This guide provides detailed instructions for deploying the Agentic DevOps framework using the Llama framework for AI applications.
Llama is a data framework for LLM applications that provides tools for ingesting, structuring, and accessing data for use with large language models. Deploying the Agentic DevOps framework with Llama offers several benefits:
- Enhanced Context: Provide LLMs with relevant context from your data
- RAG Capabilities: Implement Retrieval Augmented Generation for more accurate responses
- Structured Data Access: Access structured data from various sources
- Optimized Prompting: Improve prompt efficiency and effectiveness
- Agent Frameworks: Leverage Llama's agent frameworks for complex workflows
Before deploying with Llama, ensure you have:
- Python 3.8+: Required for Llama and Agentic DevOps
- OpenAI API Key: For accessing OpenAI models
- Llama Index: Install via
pip install llama-index - Docker (optional): For containerized deployment
- Git: For cloning the repository
pip install llama-index openai pydantic
pip install -e /path/to/agentic-devopsCreate a Python script that integrates Agentic DevOps with Llama:
import os
import sys
import asyncio
from llama_index import VectorStoreIndex, SimpleDirectoryReader, ServiceContext
from llama_index.llms import OpenAI
from llama_index.agent import ReActAgent
from typing import List, Dict, Any, Optional
# Import Agentic DevOps components
from agentic_devops.src.aws import list_ec2_instances, start_ec2_instances, stop_ec2_instances
from agentic_devops.src.github import get_repository, list_issues, create_issue
from agentic_devops.src.core import DevOpsContext
# Configure OpenAI
os.environ["OPENAI_API_KEY"] = os.environ.get("OPENAI_API_KEY", "")
# Create a DevOps context
context = DevOpsContext(
user_id="llama-agent",
aws_region="us-east-1",
github_org="example-org"
)
# Define tools
tools = [
list_ec2_instances,
start_ec2_instances,
stop_ec2_instances,
get_repository,
list_issues,
create_issue
]
# Create an agent
agent = ReActAgent.from_tools(
tools,
llm=OpenAI(model="gpt-4o"),
verbose=True,
system_prompt="""
You are a DevOps assistant that helps users manage their AWS infrastructure and GitHub repositories.
You can perform various tasks such as listing EC2 instances, starting and stopping instances,
retrieving repository information, and managing issues.
Always think step by step and use the appropriate tools for each task.
"""
)
# Run the agent
async def main():
response = await agent.aquery(
"List all EC2 instances in us-east-1 and then get information about the 'example/repo' GitHub repository"
)
print(response)
if __name__ == "__main__":
asyncio.run(main())python llama_agent.pyCreate a knowledge base from your DevOps documentation:
import os
from llama_index import VectorStoreIndex, SimpleDirectoryReader, ServiceContext
from llama_index.llms import OpenAI
# Load documents
documents = SimpleDirectoryReader("./docs").load_data()
# Create a service context
service_context = ServiceContext.from_defaults(
llm=OpenAI(model="gpt-4o")
)
# Create an index
index = VectorStoreIndex.from_documents(
documents,
service_context=service_context
)
# Save the index
index.storage_context.persist("./data/devops_index")from llama_index import StorageContext, load_index_from_storage
# Load the index
storage_context = StorageContext.from_defaults(persist_dir="./data/devops_index")

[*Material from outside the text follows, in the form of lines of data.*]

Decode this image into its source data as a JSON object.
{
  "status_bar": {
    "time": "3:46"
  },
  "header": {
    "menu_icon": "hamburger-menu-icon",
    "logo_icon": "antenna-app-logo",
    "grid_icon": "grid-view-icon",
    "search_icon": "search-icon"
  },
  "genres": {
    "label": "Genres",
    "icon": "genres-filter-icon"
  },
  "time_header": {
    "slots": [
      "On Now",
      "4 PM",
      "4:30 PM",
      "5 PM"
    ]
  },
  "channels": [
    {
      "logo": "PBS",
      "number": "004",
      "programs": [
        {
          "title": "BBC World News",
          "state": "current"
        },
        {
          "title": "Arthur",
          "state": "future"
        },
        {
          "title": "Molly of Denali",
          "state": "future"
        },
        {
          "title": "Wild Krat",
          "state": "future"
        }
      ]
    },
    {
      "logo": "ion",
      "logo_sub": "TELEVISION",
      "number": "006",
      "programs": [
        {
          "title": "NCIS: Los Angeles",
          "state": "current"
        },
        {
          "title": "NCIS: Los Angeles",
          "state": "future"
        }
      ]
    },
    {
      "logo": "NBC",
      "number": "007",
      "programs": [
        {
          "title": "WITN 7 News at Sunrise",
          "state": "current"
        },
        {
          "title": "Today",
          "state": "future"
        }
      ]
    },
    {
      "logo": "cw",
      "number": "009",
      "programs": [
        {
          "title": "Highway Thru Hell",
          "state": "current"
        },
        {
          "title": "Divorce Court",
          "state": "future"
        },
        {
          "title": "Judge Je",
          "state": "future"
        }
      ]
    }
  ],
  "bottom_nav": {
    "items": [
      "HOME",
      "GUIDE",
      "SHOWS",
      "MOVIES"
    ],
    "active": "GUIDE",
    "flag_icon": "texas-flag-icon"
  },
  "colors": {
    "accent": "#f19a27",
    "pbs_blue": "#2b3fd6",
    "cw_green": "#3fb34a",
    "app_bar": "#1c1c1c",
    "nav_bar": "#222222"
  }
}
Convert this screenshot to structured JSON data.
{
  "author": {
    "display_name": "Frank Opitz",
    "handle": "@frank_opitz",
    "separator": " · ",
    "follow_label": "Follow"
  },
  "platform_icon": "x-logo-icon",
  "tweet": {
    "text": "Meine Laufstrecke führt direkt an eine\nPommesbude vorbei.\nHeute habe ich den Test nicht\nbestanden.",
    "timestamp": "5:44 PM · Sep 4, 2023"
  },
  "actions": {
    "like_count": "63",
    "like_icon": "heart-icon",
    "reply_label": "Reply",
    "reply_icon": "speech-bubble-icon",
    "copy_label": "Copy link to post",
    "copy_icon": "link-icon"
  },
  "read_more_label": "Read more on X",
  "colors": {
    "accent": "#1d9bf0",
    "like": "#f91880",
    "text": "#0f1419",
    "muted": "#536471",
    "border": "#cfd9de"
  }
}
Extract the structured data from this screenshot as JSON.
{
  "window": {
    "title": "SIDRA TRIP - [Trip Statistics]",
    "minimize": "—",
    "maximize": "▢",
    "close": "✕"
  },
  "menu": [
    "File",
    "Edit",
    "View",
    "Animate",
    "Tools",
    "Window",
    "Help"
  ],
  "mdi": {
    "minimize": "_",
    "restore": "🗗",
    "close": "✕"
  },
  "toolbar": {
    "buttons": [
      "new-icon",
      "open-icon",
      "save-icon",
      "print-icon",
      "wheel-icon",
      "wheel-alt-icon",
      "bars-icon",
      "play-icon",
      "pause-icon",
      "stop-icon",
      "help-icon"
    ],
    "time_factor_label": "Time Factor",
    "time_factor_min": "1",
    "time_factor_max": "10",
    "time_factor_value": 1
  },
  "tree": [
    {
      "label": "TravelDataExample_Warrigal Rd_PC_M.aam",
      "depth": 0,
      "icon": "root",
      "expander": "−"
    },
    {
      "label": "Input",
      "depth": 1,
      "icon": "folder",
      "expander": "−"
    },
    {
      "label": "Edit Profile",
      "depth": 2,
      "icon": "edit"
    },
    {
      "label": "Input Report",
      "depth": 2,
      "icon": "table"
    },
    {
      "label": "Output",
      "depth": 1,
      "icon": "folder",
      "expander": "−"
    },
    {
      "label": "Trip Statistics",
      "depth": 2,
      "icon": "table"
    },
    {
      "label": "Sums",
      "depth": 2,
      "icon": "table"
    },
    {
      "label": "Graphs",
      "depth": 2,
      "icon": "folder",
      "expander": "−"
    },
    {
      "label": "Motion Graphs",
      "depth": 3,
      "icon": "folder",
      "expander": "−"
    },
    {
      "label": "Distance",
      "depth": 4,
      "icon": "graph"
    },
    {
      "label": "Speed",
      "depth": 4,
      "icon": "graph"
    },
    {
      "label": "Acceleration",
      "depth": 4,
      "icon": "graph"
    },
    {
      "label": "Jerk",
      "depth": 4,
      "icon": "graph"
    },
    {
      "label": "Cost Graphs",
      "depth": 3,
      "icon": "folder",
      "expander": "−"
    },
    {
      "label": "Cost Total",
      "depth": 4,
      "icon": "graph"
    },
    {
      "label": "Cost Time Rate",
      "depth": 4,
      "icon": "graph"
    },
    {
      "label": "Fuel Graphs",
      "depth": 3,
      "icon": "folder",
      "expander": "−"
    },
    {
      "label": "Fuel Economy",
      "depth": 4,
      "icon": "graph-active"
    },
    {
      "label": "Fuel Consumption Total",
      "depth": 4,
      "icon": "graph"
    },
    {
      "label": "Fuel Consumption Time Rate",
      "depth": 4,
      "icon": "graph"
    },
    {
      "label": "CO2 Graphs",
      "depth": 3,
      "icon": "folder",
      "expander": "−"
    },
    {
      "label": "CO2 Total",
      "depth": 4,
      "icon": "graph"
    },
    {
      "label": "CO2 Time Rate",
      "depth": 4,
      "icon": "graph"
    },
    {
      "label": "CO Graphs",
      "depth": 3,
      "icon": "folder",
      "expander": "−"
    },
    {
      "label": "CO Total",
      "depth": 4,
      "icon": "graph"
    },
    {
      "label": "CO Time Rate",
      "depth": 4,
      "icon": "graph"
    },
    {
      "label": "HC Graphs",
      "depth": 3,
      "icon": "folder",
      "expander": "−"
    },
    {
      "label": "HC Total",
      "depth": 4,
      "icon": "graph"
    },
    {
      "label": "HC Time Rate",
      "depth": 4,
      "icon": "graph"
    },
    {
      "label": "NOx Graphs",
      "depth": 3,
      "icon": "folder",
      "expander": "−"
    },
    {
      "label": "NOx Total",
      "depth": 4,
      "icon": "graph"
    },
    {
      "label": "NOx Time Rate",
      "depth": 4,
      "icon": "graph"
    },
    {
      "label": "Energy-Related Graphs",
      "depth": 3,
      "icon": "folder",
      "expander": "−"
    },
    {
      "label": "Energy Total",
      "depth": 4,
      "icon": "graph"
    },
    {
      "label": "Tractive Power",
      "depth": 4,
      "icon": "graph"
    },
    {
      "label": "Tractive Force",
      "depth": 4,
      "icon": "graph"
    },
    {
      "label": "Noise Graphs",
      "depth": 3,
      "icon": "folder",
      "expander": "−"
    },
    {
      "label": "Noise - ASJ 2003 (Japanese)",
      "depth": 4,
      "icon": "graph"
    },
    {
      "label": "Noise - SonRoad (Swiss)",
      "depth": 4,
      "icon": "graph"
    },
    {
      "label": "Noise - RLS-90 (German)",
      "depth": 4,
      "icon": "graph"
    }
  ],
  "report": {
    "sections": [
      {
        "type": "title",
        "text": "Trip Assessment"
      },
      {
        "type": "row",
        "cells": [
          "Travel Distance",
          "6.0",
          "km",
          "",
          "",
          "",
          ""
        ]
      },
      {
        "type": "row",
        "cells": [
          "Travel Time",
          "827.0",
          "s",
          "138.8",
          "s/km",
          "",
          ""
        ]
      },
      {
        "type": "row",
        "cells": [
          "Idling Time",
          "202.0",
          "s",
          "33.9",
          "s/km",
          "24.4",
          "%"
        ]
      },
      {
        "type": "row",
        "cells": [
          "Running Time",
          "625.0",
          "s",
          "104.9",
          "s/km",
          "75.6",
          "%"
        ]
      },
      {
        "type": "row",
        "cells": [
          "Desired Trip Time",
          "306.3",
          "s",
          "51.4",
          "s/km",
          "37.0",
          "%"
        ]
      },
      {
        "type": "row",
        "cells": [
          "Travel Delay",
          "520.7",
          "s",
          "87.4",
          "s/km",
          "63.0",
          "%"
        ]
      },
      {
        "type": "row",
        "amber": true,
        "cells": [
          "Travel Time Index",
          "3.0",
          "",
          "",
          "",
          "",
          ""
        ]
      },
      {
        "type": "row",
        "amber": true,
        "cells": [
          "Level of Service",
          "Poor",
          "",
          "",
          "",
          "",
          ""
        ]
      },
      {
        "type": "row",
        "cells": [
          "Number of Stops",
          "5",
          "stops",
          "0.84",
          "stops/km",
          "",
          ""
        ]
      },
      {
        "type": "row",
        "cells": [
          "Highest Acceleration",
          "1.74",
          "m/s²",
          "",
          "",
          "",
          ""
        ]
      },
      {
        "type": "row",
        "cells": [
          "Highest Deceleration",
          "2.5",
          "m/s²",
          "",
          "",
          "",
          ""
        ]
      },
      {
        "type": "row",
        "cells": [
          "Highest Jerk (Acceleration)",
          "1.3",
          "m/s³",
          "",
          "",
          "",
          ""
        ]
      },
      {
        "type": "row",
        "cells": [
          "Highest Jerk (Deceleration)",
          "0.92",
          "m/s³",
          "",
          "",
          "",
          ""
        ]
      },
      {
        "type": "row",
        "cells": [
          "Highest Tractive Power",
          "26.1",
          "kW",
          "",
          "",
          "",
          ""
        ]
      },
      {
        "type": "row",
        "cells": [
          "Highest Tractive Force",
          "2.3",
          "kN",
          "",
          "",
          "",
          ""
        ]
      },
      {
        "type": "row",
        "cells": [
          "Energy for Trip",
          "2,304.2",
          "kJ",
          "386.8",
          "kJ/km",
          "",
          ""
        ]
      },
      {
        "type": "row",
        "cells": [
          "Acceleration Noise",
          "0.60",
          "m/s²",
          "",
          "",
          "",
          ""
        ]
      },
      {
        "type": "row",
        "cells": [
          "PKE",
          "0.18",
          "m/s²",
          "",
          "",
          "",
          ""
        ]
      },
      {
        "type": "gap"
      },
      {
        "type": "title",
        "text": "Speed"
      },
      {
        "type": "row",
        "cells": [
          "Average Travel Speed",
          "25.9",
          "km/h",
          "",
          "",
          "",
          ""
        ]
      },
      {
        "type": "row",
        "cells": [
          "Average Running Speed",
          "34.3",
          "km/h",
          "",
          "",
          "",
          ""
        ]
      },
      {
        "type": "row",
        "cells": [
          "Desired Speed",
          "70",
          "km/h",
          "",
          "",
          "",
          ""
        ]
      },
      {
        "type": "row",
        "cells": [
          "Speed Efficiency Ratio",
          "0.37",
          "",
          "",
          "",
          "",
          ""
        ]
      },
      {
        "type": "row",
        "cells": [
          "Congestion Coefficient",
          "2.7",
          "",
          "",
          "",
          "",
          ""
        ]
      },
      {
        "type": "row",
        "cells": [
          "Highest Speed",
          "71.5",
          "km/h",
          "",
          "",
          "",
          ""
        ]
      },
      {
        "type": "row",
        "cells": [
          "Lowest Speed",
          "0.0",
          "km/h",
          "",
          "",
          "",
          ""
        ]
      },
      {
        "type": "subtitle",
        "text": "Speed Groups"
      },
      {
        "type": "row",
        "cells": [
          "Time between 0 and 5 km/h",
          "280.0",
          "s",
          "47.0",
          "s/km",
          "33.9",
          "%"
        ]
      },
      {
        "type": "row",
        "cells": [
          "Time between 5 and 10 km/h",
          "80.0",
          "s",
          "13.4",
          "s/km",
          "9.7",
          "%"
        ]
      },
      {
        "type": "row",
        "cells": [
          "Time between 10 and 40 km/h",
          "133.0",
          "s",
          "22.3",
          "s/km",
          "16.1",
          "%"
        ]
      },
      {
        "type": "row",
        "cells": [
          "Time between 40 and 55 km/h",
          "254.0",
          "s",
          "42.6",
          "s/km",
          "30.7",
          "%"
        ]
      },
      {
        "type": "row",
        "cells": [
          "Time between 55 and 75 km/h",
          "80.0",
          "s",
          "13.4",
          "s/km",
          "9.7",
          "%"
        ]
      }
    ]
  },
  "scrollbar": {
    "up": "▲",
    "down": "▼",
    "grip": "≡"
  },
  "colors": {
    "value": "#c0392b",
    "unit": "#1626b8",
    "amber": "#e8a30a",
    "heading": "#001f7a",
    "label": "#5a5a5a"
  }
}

index = load_index_from_storage(storage_context)
# Create a query engine
query_engine = index.as_query_engine()
# Query the knowledge base
response = query_engine.query(
"What are the best practices for EC2 instance management?"
)
print(response)Create an agent that uses both tools and knowledge:
from llama_index.agent import ReActAgent
from llama_index.tools import QueryEngineTool, ToolMetadata
from llama_index.llms import OpenAI
# Create a query engine tool
query_engine = index.as_query_engine()
query_tool = QueryEngineTool(
query_engine=query_engine,
metadata=ToolMetadata(
name="devops_knowledge",
description="Provides information about DevOps best practices, AWS services, and GitHub operations"
)
)
# Combine with Agentic DevOps tools
all_tools = [query_tool] + tools
# Create an agent with all tools
agent = ReActAgent.from_tools(
all_tools,
llm=OpenAI(model="gpt-4o"),
verbose=True,
system_prompt="""
You are a DevOps assistant that helps users manage their AWS infrastructure and GitHub repositories.
You have access to DevOps knowledge and can perform various operations.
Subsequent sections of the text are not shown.